In fact, after spending a year in Turkish custody, he could be described as the most authentic PEN president in a long time. Most of the PEN members must have been aware that with Yücel they did not elect a diplomatic functionary or an eminence grise as their head. But a journalist and non-fiction author who doesn’t mince his words, who is pointed and tongue-in-cheek (and who occasionally goes wrong or angers some people), and who ensures the extra visibility that PEN gets with its secretly wished for a choice.

Yücel may not be a poet, essayist or novelist, as the PEN abbreviations are written out, but his name and his vita are known to a broad public.

So the PEN has now found itself in a rather paradoxical situation: on the one hand, it hasn’t been that visible for a long time, it has its actual, self-imposed task, namely to help persecuted writers (not least through the “Writers-in-Exile ’ programme), experienced a lot of resonance and attention.

On the other hand, the reputation of PEN could be damaged by these public disputes, especially if Deniz Yücel were to be voted out of office after six months in office.
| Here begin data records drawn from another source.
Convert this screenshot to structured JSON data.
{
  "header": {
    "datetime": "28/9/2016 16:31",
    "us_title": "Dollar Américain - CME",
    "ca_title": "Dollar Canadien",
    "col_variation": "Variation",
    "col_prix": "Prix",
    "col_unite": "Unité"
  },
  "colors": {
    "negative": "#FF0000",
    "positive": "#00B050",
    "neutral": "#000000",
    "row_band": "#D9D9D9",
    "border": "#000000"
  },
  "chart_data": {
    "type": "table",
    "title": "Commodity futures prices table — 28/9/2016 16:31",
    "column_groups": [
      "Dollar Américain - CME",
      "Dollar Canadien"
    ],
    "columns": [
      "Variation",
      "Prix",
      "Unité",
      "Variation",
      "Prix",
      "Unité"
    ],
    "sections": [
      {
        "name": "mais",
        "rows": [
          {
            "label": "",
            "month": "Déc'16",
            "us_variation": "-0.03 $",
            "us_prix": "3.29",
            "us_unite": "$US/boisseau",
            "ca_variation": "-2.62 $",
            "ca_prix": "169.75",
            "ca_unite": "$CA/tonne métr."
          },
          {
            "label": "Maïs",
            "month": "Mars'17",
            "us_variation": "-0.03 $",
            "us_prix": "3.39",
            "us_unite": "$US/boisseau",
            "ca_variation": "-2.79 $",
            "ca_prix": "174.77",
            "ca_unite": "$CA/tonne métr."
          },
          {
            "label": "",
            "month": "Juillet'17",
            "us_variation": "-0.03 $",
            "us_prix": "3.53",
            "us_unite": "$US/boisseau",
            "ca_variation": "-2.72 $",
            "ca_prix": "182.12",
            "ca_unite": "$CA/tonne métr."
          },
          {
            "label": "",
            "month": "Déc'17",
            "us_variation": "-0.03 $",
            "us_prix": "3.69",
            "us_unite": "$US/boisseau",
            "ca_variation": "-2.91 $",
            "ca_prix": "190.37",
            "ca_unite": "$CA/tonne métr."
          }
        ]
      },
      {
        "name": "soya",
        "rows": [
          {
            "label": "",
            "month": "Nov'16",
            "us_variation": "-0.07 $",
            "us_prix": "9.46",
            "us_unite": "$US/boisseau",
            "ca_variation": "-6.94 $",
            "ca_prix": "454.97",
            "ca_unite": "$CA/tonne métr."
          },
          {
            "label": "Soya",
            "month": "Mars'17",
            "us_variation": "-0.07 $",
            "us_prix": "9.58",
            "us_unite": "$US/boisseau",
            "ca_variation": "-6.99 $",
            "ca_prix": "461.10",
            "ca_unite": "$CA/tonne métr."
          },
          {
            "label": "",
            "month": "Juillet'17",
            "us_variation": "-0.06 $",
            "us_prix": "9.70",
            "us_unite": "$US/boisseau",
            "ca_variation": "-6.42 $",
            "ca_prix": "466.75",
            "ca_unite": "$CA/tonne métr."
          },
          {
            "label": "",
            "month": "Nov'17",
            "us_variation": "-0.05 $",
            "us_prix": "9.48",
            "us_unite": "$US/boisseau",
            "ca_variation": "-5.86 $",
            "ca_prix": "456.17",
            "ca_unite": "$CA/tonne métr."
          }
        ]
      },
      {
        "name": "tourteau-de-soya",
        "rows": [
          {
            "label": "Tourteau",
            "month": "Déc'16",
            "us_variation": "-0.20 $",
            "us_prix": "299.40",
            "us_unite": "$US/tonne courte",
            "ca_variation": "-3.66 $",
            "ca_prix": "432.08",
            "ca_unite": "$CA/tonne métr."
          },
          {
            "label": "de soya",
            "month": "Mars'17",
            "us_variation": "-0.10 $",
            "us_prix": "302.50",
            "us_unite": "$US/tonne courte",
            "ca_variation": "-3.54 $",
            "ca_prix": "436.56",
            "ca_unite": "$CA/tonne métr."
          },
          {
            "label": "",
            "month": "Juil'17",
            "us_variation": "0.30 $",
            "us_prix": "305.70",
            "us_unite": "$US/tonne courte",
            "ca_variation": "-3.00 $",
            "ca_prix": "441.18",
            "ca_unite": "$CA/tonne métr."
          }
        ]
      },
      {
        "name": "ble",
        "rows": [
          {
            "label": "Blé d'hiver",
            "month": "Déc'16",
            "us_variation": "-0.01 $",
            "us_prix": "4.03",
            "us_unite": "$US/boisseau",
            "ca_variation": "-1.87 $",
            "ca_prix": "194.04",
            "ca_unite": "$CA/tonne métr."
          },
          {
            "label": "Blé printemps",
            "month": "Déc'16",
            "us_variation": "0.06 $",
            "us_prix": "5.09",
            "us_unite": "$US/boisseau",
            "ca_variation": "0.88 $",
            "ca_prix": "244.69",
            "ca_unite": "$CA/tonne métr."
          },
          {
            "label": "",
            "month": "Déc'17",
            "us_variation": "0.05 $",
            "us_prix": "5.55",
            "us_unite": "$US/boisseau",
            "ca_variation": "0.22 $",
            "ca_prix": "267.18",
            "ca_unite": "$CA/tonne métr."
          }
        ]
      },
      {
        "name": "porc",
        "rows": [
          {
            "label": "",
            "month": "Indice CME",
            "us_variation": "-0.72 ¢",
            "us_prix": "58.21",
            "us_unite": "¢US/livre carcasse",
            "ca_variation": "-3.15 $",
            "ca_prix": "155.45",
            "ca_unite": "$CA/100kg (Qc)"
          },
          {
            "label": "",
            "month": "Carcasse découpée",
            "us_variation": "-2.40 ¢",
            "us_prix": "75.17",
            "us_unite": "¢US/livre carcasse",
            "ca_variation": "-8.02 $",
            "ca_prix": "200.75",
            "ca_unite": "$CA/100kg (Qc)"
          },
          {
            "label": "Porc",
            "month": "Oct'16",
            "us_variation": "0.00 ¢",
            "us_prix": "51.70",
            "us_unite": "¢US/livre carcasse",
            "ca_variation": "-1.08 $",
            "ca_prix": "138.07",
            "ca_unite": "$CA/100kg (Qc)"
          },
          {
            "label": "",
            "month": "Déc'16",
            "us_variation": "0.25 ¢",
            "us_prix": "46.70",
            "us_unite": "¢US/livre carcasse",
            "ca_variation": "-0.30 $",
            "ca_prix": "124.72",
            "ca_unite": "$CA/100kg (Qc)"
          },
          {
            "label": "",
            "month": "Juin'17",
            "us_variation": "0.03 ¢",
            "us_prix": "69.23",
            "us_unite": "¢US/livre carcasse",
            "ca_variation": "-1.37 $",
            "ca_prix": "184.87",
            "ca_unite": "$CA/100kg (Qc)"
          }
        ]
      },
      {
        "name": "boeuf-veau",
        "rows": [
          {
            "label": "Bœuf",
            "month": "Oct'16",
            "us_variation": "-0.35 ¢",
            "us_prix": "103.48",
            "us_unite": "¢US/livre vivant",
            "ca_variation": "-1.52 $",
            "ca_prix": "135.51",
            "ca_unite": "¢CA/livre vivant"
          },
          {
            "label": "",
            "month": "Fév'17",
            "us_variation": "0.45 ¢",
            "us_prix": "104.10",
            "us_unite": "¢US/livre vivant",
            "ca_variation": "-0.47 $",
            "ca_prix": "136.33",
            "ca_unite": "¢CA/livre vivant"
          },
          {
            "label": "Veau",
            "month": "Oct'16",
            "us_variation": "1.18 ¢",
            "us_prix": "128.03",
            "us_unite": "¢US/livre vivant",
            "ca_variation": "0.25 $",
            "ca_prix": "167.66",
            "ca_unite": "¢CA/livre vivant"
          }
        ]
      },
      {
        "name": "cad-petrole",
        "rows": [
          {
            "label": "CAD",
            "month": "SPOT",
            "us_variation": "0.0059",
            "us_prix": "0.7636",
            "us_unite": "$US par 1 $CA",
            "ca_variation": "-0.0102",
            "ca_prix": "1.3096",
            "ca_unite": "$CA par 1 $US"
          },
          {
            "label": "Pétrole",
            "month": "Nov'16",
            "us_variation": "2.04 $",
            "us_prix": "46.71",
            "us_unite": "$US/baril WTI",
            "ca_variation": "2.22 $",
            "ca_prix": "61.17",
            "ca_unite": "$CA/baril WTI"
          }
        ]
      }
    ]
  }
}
However, there are also many PEN members who are behind Yücel, for example Daniel Kehlmann, and they submitted a motion signed by more than 60 authors for the Gotha conference, which expressly calls for the Presidium to remain.

The meeting in Gotha gets something of a showdown that seems to be completely open. And after which further questions immediately arise. Because if the Presidency really has to resign after the vote, a simple majority would suffice: who will follow Deniz Yücel? And vice versa: How many PEN members will leave if Yücel stays? Which probably again would hardly happen without Aplomb.

In view of the tense world situation, which makes its work for writers all the more urgent, a peace treaty in Gotha would only be desirable, especially in terms of PEN’s tasks.